Solar installations have grown at exponential rates because of scale tech innovation. Sunrun, one of the solar industry’s most successful companies, created new software to enable solar installations to happen faster and cheaper than anyone thought possible 15 years ago. Enphase, a pioneer of solar microinverters, leveraged the advances in microelectronics to create better, safer solar panels. Both of these companies exploited advances in other fields and developed their own technology to integrate and adapt those advancements.
Scale tech is not the absence of technology. It is innovation to speed the scaling of existing proven technologies and techniques. It requires recognizing that certain technologies are getting better with scale and finding ways to pushing them forward. It requires brilliance and creativity including using existing technology in new ways. In aggregate, scale tech creates breakthroughs including the staggering gains in price and efficiency of solar, wind, and batteries in the last several decades.

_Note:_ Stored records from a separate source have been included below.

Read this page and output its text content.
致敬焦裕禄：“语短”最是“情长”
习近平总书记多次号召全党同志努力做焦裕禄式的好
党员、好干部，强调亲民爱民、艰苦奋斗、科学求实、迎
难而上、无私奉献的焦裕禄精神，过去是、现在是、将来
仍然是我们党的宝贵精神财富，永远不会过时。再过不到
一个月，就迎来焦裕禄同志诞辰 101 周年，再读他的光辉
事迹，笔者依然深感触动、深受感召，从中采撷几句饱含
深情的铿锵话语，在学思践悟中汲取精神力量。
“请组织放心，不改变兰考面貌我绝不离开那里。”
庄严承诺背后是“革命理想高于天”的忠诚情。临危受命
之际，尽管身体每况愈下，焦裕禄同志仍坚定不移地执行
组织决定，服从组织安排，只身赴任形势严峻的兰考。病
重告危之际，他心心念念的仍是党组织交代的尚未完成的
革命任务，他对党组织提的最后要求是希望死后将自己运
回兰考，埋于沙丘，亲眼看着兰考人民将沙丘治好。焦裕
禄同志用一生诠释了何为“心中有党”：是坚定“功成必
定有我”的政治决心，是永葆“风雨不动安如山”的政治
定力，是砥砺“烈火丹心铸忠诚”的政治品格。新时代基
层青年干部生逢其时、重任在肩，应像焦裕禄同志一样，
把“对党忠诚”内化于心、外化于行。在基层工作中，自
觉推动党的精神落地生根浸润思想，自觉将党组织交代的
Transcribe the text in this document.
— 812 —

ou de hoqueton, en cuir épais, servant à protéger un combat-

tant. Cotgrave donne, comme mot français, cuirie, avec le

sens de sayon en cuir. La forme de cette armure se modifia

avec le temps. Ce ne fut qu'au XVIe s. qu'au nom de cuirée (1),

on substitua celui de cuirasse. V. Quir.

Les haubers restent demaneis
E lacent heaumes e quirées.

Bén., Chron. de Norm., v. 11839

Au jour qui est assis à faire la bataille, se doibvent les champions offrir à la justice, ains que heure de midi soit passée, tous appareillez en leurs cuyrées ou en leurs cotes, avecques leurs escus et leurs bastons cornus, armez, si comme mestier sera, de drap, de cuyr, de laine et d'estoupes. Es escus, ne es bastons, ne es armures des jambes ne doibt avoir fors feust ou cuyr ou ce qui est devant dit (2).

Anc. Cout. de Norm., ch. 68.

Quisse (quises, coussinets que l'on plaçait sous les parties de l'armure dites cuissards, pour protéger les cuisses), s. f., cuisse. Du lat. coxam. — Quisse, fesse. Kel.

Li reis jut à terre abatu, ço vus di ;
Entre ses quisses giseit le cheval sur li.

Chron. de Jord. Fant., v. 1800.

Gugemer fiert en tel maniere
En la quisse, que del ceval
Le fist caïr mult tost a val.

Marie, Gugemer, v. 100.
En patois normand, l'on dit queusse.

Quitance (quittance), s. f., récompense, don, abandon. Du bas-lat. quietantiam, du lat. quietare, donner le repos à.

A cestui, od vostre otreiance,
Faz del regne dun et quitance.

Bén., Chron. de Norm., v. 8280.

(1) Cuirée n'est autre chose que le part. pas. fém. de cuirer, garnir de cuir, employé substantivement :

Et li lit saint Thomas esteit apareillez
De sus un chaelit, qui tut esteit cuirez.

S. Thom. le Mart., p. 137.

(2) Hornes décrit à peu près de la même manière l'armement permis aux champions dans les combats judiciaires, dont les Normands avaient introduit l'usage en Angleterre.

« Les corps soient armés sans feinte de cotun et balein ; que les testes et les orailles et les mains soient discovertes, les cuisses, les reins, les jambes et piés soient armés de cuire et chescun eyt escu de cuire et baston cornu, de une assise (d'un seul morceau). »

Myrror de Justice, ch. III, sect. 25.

We do not get another 15 years without major reductions in global emissions. We need to focus the energies of engineers, company builders, and investors on scale tech. If we do, 15 years from now, people will be slack jawed at how fast things improve. Like how quickly electricity decarbonizes, and that we make major cuts of carbon emissions from transportation and industry. And that agriculture and forestry become a massive sequestration method for carbon.
A major improvement in climate is within our collective grasp. We need the proper focus to grab it.